L’année Henri IV

Henri IVD’une année à l’autre, d’un siècle à l’autre, de Calvin à Henri IV

L’année 2009 a été une année faste pour le protestantisme réformé avec les commémorations du 500e anniversaire de la naissance de Jean Calvin. Le Comité protestant des amitiés françaises à l’étranger n’est pas resté à l’écart de ce mouvement, en organisant en septembre dernier à Paris un important rassemblement au cours duquel, venant de tous les continents, des descendants de huguenots, par le sang ou par l’esprit, sont venus attester de la vitalité du calvinisme. Jean Calvin a, en effet, ouvert la Bible à tous ceux, hommes et femmes de toute condition, qui avaient faim et soif de l’Evangile alors interdit. Il leur a expliqué l’Ecriture en langue vulgaire, par un manuel de théologie pratique, l’Institution de la religion chrétienne, par des commentaires, par un catéchisme, par la prédication. Il les a aussi exhortés à rompre avec les pratiques religieuses traditionnelles, contraires à la Parole source. L’ouverture au monde dont il a su faire preuve tout au long de sa vie, l’inventeur d’un modèle d’Eglise apte à être autonome par rapport à l’Etat, d’une éthique et même d’un style de vie « calviniste », expliquent l’impact international du calvinisme, et son essor. Sur tous les continents, il reste toujours une référence forte pour de nombreuses Eglises protestantes, les Eglises réformées et presbytériennes, des Eglises baptistes aussi. L’année 2009 a donc été l’année Calvin.

2010 a été l’année Henri IV, puisque, comme chacun sait, le « bon roi » a été assassiné en 1610 par Ravaillac.

Le futur Henri IV naît en 1553 à Pau. Sa mère, Jeanne III d’Albret, qui déclarera sa conversion à la Réforme à Noël 1560, prend soin d’instruire Henri selon les préceptes de la Réforme ; son père, Antoine de Bourbon, resté catholique, essaie de le soustraire à l’influence réformée, mais meurt en 1562. Agé d’à peine quinze ans, Henri est confié par sa mère à l’amiral Gaspard de Coligny, et participe à la troisième guerre de religion. La mort de Louis de Condé, tué à la bataille de Jarnac en 1569, fait du jeune Henri le nouveau chef du parti huguenot. Avec sa mère, il est présent au synode des Eglises réformées réuni à La Rochelle, en 1571. En 1572, Jeanne meurt et Henri devient roi de Navarre.

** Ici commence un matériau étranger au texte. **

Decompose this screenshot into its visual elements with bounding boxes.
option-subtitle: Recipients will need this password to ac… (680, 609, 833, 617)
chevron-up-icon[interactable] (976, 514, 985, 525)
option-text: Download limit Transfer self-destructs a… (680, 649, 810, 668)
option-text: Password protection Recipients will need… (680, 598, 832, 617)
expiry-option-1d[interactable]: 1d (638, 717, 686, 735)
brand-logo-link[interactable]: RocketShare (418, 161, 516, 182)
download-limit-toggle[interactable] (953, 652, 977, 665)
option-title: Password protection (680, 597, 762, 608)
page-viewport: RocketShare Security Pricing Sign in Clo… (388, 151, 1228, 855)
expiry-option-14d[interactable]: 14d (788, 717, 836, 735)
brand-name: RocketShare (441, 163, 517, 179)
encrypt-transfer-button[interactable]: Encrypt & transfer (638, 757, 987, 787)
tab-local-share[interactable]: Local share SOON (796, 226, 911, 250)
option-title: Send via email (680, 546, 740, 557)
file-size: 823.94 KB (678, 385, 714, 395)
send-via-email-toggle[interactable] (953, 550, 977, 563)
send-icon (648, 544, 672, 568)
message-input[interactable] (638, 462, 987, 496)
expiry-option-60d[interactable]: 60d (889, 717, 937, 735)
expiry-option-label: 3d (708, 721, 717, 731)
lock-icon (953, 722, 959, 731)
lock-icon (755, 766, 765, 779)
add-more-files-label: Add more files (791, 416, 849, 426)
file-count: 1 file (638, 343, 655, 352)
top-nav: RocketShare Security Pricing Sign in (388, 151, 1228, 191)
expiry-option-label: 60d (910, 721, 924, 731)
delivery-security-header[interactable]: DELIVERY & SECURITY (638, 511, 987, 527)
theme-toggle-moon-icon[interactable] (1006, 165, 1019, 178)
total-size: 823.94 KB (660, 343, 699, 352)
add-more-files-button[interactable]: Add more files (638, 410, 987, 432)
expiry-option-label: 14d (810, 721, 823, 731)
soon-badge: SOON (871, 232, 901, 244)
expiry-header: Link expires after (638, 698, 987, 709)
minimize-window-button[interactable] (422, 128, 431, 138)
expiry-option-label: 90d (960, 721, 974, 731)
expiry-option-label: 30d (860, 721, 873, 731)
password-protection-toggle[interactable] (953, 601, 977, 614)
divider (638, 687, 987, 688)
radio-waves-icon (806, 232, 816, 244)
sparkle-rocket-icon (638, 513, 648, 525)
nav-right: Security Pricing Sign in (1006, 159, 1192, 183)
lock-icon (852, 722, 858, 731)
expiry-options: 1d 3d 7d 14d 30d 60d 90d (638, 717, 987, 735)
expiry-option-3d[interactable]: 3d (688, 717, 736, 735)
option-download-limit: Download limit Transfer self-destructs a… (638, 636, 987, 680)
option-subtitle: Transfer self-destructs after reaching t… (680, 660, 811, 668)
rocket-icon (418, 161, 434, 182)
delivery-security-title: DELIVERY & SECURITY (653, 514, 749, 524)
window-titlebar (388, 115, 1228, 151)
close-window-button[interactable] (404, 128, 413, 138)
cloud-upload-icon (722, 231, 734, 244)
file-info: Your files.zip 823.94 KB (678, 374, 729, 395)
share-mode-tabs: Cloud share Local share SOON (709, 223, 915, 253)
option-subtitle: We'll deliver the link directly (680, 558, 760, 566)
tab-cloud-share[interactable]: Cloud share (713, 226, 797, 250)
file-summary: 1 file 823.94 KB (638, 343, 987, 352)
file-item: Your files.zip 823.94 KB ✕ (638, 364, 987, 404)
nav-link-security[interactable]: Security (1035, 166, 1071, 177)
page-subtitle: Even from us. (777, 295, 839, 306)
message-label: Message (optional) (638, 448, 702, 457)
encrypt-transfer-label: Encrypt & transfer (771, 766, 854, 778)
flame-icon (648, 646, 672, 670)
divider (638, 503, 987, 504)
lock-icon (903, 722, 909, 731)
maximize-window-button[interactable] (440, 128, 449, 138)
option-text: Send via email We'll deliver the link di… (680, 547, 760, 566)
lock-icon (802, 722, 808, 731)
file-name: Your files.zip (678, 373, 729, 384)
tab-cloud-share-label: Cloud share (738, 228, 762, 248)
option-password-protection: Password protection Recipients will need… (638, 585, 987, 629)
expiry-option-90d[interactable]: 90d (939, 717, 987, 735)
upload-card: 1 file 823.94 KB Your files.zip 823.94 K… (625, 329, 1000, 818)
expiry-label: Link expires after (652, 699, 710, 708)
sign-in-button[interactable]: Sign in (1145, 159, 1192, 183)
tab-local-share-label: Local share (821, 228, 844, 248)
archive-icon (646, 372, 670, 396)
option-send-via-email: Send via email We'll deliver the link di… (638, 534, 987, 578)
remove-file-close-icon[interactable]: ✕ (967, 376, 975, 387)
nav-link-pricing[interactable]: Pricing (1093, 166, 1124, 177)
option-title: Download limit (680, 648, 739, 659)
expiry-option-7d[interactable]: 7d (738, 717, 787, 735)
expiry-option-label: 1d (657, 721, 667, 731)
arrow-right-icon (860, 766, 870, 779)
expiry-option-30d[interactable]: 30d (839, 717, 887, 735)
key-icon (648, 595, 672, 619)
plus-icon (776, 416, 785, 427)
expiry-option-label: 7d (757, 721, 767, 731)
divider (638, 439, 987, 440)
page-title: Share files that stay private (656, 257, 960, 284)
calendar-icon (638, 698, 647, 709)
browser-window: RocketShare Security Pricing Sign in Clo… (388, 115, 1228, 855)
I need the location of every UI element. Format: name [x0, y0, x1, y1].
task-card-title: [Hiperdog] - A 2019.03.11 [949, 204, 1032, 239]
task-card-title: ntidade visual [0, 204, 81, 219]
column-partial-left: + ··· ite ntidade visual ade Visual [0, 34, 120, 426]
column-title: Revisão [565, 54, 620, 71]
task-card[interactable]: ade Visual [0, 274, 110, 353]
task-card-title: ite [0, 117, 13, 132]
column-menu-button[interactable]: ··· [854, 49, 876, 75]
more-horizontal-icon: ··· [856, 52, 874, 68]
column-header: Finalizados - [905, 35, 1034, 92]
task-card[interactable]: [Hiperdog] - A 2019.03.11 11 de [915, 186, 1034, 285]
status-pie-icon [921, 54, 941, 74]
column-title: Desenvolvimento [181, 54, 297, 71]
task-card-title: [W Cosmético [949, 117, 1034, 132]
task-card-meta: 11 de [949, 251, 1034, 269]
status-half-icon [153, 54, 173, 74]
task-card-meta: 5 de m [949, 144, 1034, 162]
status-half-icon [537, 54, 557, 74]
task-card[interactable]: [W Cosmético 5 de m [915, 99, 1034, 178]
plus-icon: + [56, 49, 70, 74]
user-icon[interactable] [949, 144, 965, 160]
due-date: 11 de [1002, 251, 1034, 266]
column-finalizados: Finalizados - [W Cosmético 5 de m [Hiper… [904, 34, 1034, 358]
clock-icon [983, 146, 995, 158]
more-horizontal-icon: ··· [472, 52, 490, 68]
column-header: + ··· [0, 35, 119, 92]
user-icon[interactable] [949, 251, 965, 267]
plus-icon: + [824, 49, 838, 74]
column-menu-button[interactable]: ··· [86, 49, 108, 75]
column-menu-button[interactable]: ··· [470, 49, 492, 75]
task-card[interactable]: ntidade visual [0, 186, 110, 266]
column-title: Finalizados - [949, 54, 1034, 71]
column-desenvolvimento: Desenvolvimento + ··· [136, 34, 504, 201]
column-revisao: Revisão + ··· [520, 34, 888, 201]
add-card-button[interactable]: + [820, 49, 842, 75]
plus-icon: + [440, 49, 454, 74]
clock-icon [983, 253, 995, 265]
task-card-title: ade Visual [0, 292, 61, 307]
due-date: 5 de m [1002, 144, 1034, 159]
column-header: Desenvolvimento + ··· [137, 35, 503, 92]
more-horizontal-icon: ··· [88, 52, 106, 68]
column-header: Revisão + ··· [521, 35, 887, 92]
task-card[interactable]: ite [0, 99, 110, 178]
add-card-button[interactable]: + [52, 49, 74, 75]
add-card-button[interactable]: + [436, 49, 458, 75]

Le 18 août 1572, il est marié à Paris à la sœur du roi de France Charles IX, Marguerite de Valois, la « reine Margot ». Ce mariage « mixte » avait été arrangé pour favoriser la réconciliation entre catholiques et protestants. Catholique, Marguerite ne peut se marier que devant un prêtre ; Henri, « hérétique », ne peut entrer dans une église ; leur mariage est alors célébré sur le parvis de Notre-Dame. Le mariage est suivi quelques jours plus tard du massacre de la Saint-Barthélemy. Épargné par les tueries du fait de son statut de prince de sang, Henri est contraint quelques semaines plus tard de se convertir au catholicisme. Retenu prisonnier à la cour pendant plus de trois ans, Henri s’échappe en 1576, abjure officiellement le catholicisme et reprend la tête de l’armée huguenote.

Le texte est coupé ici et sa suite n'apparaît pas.